Aerofobia

By 21 abril, 2019 mayo 17th, 2019 Evangelio, Para leer

por el p. Luis Casasús, Superior General de los misioneros Identes

Madrid, 21 de Abril, 2019. La Resurrección del Señor.

Isaías 50,4; Filipenses 2,6-11; San Lucas 22,14-71.23,1-56.

1. Hablando de la vida. A medida que el mundo ha evolucionado, gradualmente han aparecido nuevas formas de vida. Podemos, de manera un tanto simplista, hablar de vida vegetal, vida animal, vida humana. Hablamos también de vida virtual, vida sintética … y vida eterna.

La mayoría de las veces, la vida eterna se considera como algo del futuro. Pero en el evangelio de San Juan leemos:

Yo les aseguro que el que acepta mi palabra y cree en el que me ha enviado, tiene vida eterna; no será condenado, sino que ha pasado ya de la muerte a la vida (Jn 5: 24).

Y el mismo evangelista, en su primera Carta, especifica, además: Nosotros sabemos que hemos pasado de muerte a vida, en que amamos a los hermanos. El que no ama a su hermano, permanece en muerte. (1 Jn 3:14).

Estas dos citas nos llevan a una consideración inevitable: ¿Cómo influye la Resurrección en nuestras vidas hoy?
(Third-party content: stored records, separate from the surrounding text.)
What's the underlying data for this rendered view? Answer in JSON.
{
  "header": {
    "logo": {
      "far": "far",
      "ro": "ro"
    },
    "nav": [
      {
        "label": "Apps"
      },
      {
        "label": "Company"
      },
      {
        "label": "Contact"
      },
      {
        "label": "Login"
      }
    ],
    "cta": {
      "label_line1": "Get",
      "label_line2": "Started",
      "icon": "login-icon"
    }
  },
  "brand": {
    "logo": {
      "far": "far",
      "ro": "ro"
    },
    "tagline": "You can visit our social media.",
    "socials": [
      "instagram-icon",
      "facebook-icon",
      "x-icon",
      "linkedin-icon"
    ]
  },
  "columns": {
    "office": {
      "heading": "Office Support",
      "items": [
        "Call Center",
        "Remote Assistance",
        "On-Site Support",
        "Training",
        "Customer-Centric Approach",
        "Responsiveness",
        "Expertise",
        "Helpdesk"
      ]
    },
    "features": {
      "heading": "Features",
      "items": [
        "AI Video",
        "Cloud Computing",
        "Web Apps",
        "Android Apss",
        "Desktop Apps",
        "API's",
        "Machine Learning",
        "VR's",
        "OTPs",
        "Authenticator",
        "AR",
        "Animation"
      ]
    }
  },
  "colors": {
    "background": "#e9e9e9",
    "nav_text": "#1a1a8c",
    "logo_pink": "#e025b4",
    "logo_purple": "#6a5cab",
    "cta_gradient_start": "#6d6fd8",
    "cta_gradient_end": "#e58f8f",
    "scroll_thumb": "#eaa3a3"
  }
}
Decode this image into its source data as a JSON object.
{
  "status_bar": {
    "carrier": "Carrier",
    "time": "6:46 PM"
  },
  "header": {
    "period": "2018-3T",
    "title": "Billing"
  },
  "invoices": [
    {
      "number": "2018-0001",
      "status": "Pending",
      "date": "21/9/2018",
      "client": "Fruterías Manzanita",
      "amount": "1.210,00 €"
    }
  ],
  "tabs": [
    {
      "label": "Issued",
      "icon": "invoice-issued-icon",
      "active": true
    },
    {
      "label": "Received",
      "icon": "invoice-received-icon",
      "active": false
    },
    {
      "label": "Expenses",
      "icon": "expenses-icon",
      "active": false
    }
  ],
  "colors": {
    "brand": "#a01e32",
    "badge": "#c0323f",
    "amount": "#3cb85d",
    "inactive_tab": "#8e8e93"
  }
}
El Papa Benedicto XVI reflexionó sobre esto en su homilía de la Vigilia Pascual de 2006:

Pero de alguna manera, la Resurrección está situada mucho más allá de nuestro horizonte, tan lejos de toda nuestra experiencia que, volviendo a nosotros mismos, nos encontramos pronunciando el mismo argumento de los discípulos: ¿En qué consiste exactamente este «surgimiento»? ¿Qué significa para nosotros, para todo el mundo y para toda la historia? Un teólogo alemán dijo irónicamente una vez que el milagro de un cadáver que regresa a la vida -si eso realmente sucediera, algo que él realmente no creía- sería irrelevante en última instancia, precisamente porque no tendría que ver con nosotros. De hecho, si fuera simplemente que alguien fue devuelto a la vida, y nada más que eso, ¿de qué manera podría interesarnos? Pero la clave es que la resurrección de Cristo es algo más, algo diferente. Si podemos tomar prestado el lenguaje de la teoría de la evolución, se trata de la mayor «mutación», el salto absolutamente más crucial hacia una dimensión totalmente nueva que haya existido en la larga historia de la vida y su desarrollo: un salto a un orden completamente nuevo que nos afecta y afecta a toda la historia.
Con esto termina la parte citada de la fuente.